II. Technological capability
Research	The preliminary technical assessment in the initial stage of the project was greatly successful.
	The preliminary appraisal of the NPD plan was carefully conducted, to identify the probable technical route at the initial stage of the project.
	Our scientific research activities were fully utilised in the evaluation of the possibility of the success of the NPD for this project.

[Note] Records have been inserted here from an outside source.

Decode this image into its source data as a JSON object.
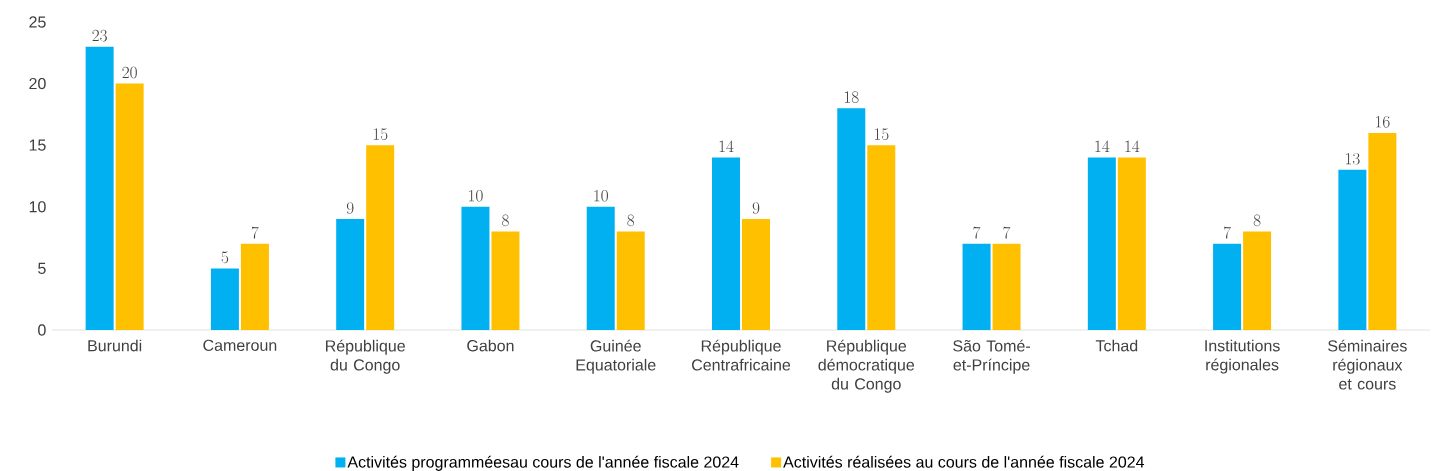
{
  "chart_data": {
    "type": "bar",
    "categories": [
      "Burundi",
      "Cameroun",
      "République du Congo",
      "Gabon",
      "Guinée Equatoriale",
      "République Centrafricaine",
      "République démocratique du Congo",
      "São Tomé-et-Príncipe",
      "Tchad",
      "Institutions régionales",
      "Séminaires régionaux et cours"
    ],
    "series": [
      {
        "name": "Activités programméesau cours de l'année fiscale 2024",
        "color": "#00b0f0",
        "values": [
          23,
          5,
          9,
          10,
          10,
          14,
          18,
          7,
          14,
          7,
          13
        ]
      },
      {
        "name": "Activités réalisées au cours de l'année fiscale 2024",
        "color": "#ffc000",
        "values": [
          20,
          7,
          15,
          8,
          8,
          9,
          15,
          7,
          14,
          8,
          16
        ]
      }
    ],
    "ylim": [
      0,
      25
    ],
    "yticks": [
      0,
      5,
      10,
      15,
      20,
      25
    ],
    "data_labels": true,
    "legend": "bottom",
    "grid": false
  }
}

Development	We were completely familiar with the technology used for the development.
	The technological aspects for the development for this project were well-known to us.
	When a technical problem rose within this project, we had a database of information to draw from.
	Our development skills on design and interface specification were at ideal level for this project.
III. Marketing capability
Consumer need analysis	Customers’ needs were well-defined.
	We actively contacted customers and gathered information about their desired product features for this project.
	The customers’ needs could be readily translated into a new product specification.
	We updated information related to customers’ responses and made it available to all project members.
Market research	Our marketing research skills were at ideal level for this project.
	Our perceived marketing research expertise in this project area was very high.
	Our forecast of the market demand for this new product was accurate.
	We quantitatively observed external environmental changes for this project.
Competition analysis	We could accurately analyse competitors’ product attribute changes.
	We could accurately analyse competitors’ price changes.
	We could accurately analyse competitors’ product strategy changes.
	We could accurately analyse consumer’s loyalty and satisfaction toward competitors’ products.
IV. Success dimension
Time to market	Did the TMT satisfy the project launching time?
	Did the project adhere to a time schedule?
	Was the project undertaken quickly and in a time efficient manner?
Technological innovation	Did the product offer unique attributes not available from competing products?
	Were the product’s technological performance characteristics useful for solving customers’ inconveniences that they felt with extant products?
	Was the product superior to competing products in terms of technological sophistication?
	Was the product outstanding to competing products in terms of compatibility?
Product sales	Was the new product’s sales record a noticeable financial success?
	Did the product’s sales bring a large positive impact on the company?
	Did the product’s sales contribute to an increase of market share in the same product market?